27. Juni 2026 um 12:19

En Tunisie, les mariages mixtes n’effacent pas l’identité du pays ; au contraire, ils en révèlent la nature profonde : plurielle, littorale, fluide et façonnée par des siècles d’échanges. La Tunisie est arabe et nord-africaine, mais aussi méditerranéenne ; elle est ancrée dans son histoire nationale tout en restant constamment ouverte à la mer, à la diaspora, à la France, à l’Italie, à l’Europe et à l’Afrique subsaharienne.

Paolo Paluzzi

Il existe une Tunisie qu’un Européen reconnaît instantanément, mais qui, simultanément, défie toute classification simpliste. C’est la Tunisie des cafés de Sidi Bou Saïd, des maisons blanches de La Marsa, des rues paisibles de Carthage et des écoles multilingues où les enfants passent du français à l’arabe tunisien, de l’anglais au «tounsi», avec une aisance naturelle ; ce que les adultes pourraient percevoir comme un choix délibéré, les enfants le vivent tout simplement comme leur quotidien.

Dans ces quartiers de la capitale et du littoral, les mariages mixtes ne sont plus une anomalie suscitant la curiosité ; ils sont devenus une présence familière, souvent discrète, mais bien visible. On y trouve des Tunisiens rentrant au pays avec un conjoint étranger après des années d’études ou de travail en France, en Italie ou au Canada ; des enfants de la diaspora revenant à Tunis avec des familles déjà binationales ; ainsi que des couples ayant vécu en Europe mais ayant choisi la Tunisie pour leur carrière, leurs racines familiales, leur qualité de vie ou, tout simplement, pour un lien affectif profond avec cette région méditerranéenne.

Ni figée dans la tradition ni totalement occidentalisée

Pour ceux qui arrivent d’outre-mer, ces familles révèlent un pays bien plus complexe que ne le suggèrent les stéréotypes. Il ne s’agit ni d’une Tunisie figée dans la tradition ni d’une société totalement occidentalisée, mais plutôt d’un espace intermédiaire où les identités interagissent au quotidien.

La langue parlée à la maison, la scolarité des enfants, les fêtes religieuses, les relations avec les grands-parents, la cuisine, les démarches administratives et même la manière de se présenter aux autres : tout cela participe à un équilibre qui se construit au fil du temps.

Le couscous du vendredi peut côtoyer un dessert français ou italien.

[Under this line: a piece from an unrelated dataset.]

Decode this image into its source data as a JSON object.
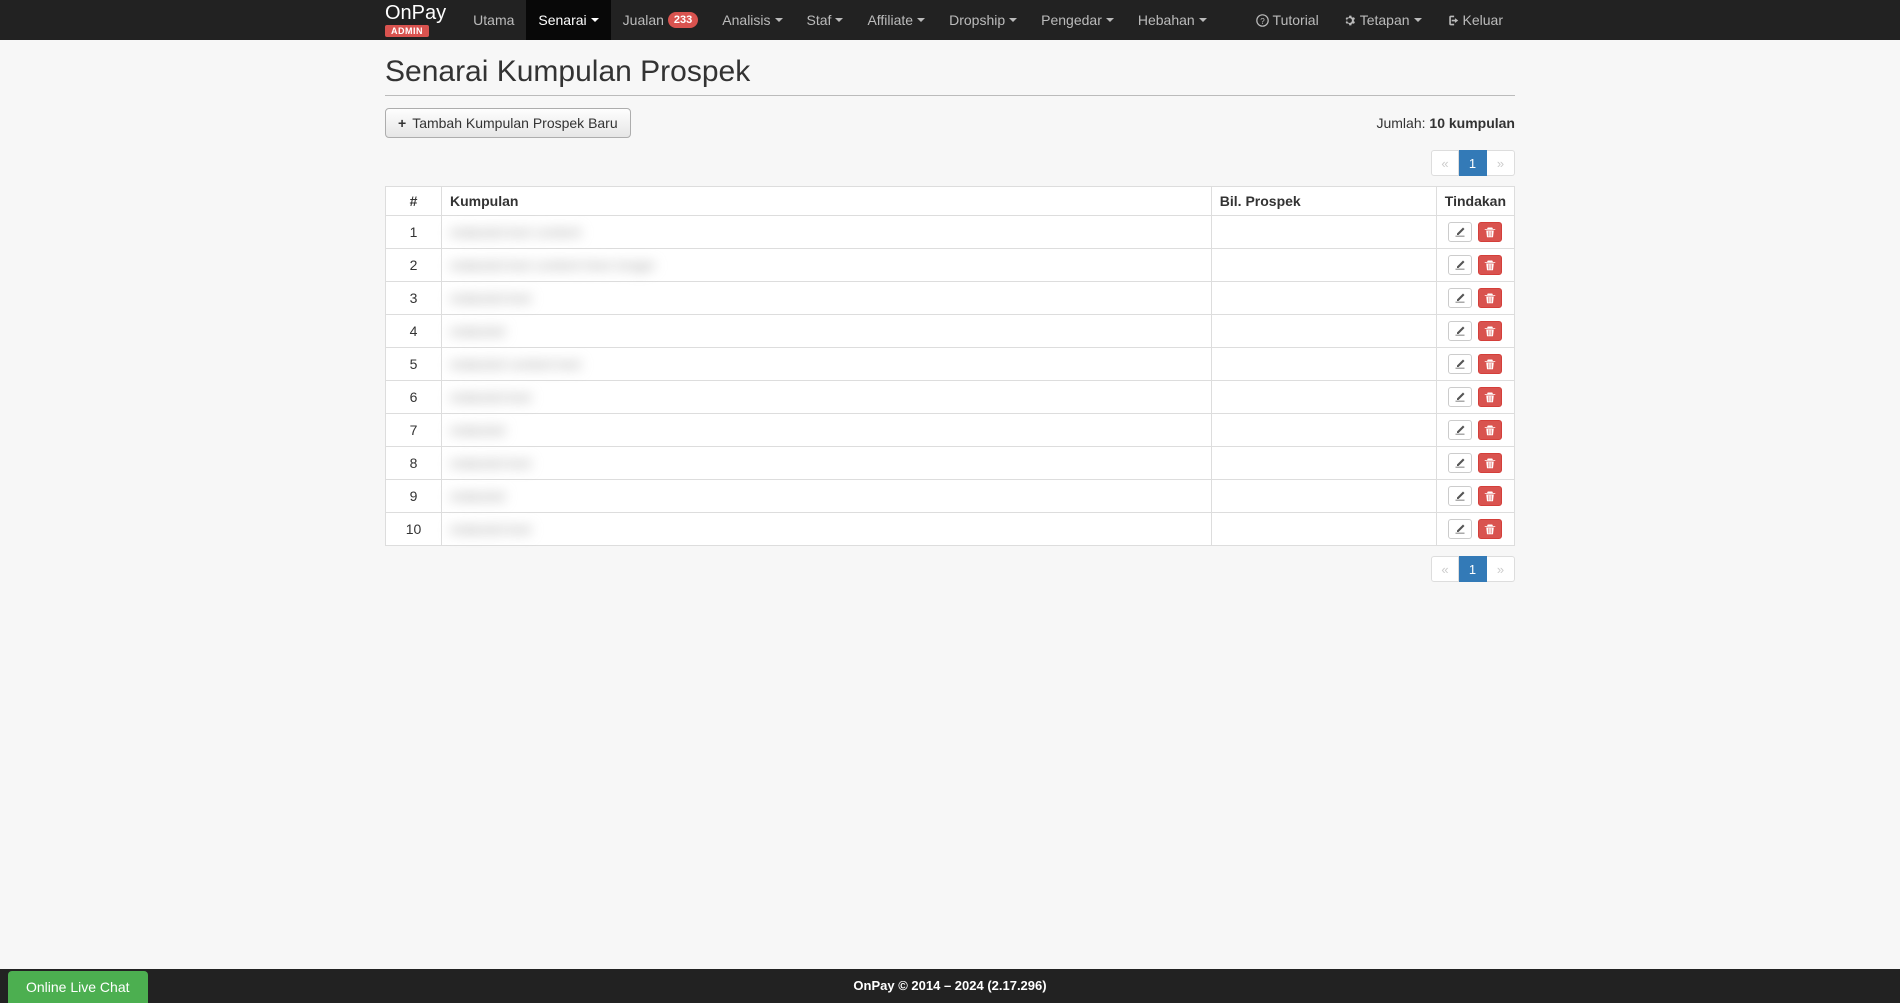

L’Aïd peut devenir une fête inclusive où une grand-mère européenne apprend à préparer des briks et une famille tunisienne découvre une nouvelle façon d’être ensemble.

Les enfants grandissent en détenant deux passeports, mais aussi en possédant deux ensembles de souvenirs, deux vocabulaires émotionnels et deux manières d’habiter la Méditerranée. Ils ne sont pas pour autant moins Tunisiens, ni moins Européens. Ils sont plutôt le fruit vivant d’une région qui, depuis des siècles, mêle langues, échanges commerciaux, migrations et retours.

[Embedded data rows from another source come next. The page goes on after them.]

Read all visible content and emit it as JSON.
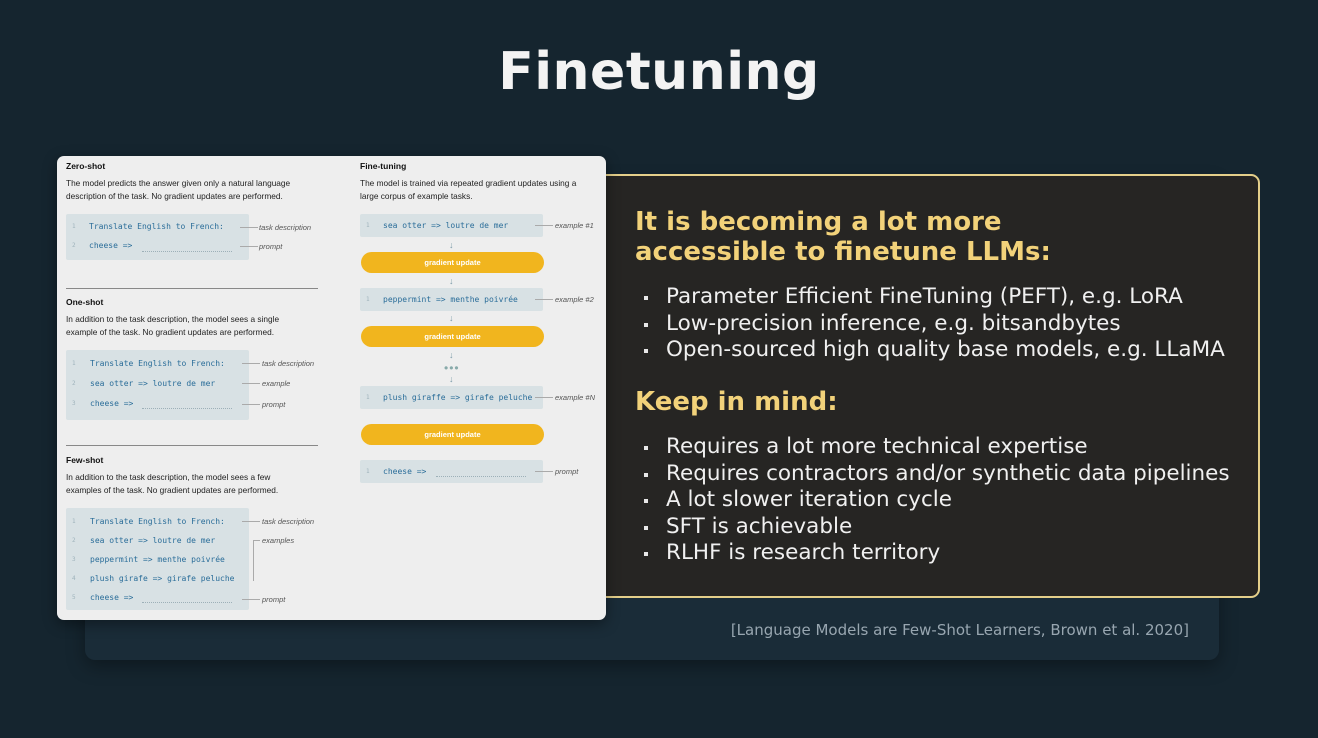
{
  "slide": {
    "title": "Finetuning",
    "citation": "[Language Models are Few-Shot Learners, Brown et al. 2020]"
  },
  "info": {
    "heading1": [
      "It is becoming a lot more",
      "accessible to finetune LLMs:"
    ],
    "bullets1": [
      "Parameter Efficient FineTuning (PEFT), e.g. LoRA",
      "Low-precision inference, e.g. bitsandbytes",
      "Open-sourced high quality base models, e.g. LLaMA"
    ],
    "heading2": "Keep in mind:",
    "bullets2": [
      "Requires a lot more technical expertise",
      "Requires contractors and/or synthetic data pipelines",
      "A lot slower iteration cycle",
      "SFT is achievable",
      "RLHF is research territory"
    ]
  },
  "figure": {
    "zero_shot": {
      "title": "Zero-shot",
      "desc": "The model predicts the answer given only a natural language description of the task. No gradient updates are performed.",
      "lines": [
        "Translate English to French:",
        "cheese =>"
      ],
      "annotations": [
        "task description",
        "prompt"
      ]
    },
    "one_shot": {
      "title": "One-shot",
      "desc": "In addition to the task description, the model sees a single example of the task. No gradient updates are performed.",
      "lines": [
        "Translate English to French:",
        "sea otter => loutre de mer",
        "cheese =>"
      ],
      "annotations": [
        "task description",
        "example",
        "prompt"
      ]
    },
    "few_shot": {
      "title": "Few-shot",
      "desc": "In addition to the task description, the model sees a few examples of the task. No gradient updates are performed.",
      "lines": [
        "Translate English to French:",
        "sea otter => loutre de mer",
        "peppermint => menthe poivrée",
        "plush girafe => girafe peluche",
        "cheese =>"
      ],
      "annotations": [
        "task description",
        "examples",
        "prompt"
      ]
    },
    "fine_tuning": {
      "title": "Fine-tuning",
      "desc": "The model is trained via repeated gradient updates using a large corpus of example tasks.",
      "examples": [
        "sea otter => loutre de mer",
        "peppermint => menthe poivrée",
        "plush giraffe => girafe peluche"
      ],
      "example_labels": [
        "example #1",
        "example #2",
        "example #N"
      ],
      "gradient_label": "gradient update",
      "prompt_line": "cheese =>",
      "prompt_label": "prompt"
    },
    "line_numbers": [
      "1",
      "2",
      "3",
      "4",
      "5"
    ]
  }
}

Ce phénomène reste difficile à quantifier. Si les statistiques officielles tunisiennes rendent compte de la baisse générale des taux de nuptialité et de l’évolution de la structure familiale, elles ne permettent pas d’obtenir une image détaillée et aisément accessible des unions mixtes. Par conséquent, la véritable portée de ce phénomène s’appréhende mieux par l’observation sociale que par les chiffres bruts : dans les quartiers cosmopolites de la banlieue nord de Tunis, à travers les écoles bilingues et internationales, au sein des familles binationales et parmi les individus de la deuxième génération qui reviennent au pays ou y entretiennent des liens durables. Certes, des défis subsistent. Les mariages mixtes mettent à l’épreuve les coutumes, les appartenances religieuses, les contraintes administratives et les attentes familiales.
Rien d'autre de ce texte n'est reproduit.